Has the third lockdown made a difference to infection rates? Credit: Wiktor Szymanowicz/Barcroft Media via Getty Images

January 21, 2021 - 6:02pm

We’ve been in this third national lockdown for nearly three weeks now. Covid-19 deaths are at an all-time high: 1,800 were reported on Wednesday. Schools are closed, bars are closed, we can’t see our friends or family.

It is pretty disheartening, therefore, to read that there is “no evidence of a decline” in infections since the lockdown began. The headlines are based on Imperial College’s excellent REACT-1 study, a survey that randomly samples the population and estimates the total prevalence, just as an opinion poll estimates voting intentions.

The headlines are, on the face of it, correct. The most recent REACT-1 data, round 8a, covering the period 6 January to 15 January, found about 1.58% of its respondents to be positive. Round 7b, the one before, found only 0.91%. That’s an increase of well over 50%, and all ages and subgroups showed a rise.

But there’s a wrinkle. Round 7b took place from 25 November to 3 December, well over a month earlier. Normally REACT-1 does its work every couple of weeks, but they seem to have taken Christmas off, understandably enough.

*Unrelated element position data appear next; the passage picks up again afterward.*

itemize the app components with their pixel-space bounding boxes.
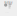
staticText: Today (4, 1, 12, 4)
button[interactable] (4, 3, 11, 8)
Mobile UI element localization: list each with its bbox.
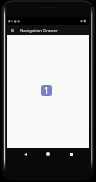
button[interactable]: Open navigation drawer bbox=[7, 25, 18, 35]
button[interactable]: Back bbox=[20, 150, 30, 158]
button[interactable]: Item 1 bbox=[41, 85, 52, 96]
button[interactable]: Home bbox=[43, 150, 53, 158]
staticText: 1 bbox=[44, 85, 49, 96]
button[interactable]: Recent apps bbox=[66, 150, 76, 158]
staticText: Navigation Drawer bbox=[20, 27, 58, 33]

That means that we’re not looking at how the infections have changed since lockdown; we’re looking at how they’ve changed since the end of the last lockdown, which ended on 2 December. Presumably cases were pretty low then. In the meantime, we’ve had an easing of restrictions, a one-day Christmas free-for-all, and the rise of a new and more transmissible variant. The big gap towards the right of the graph below is the area of missing data; it could be that cases were steadily rising, or it could be that they shot up in December and have slowly declined again since lockdown.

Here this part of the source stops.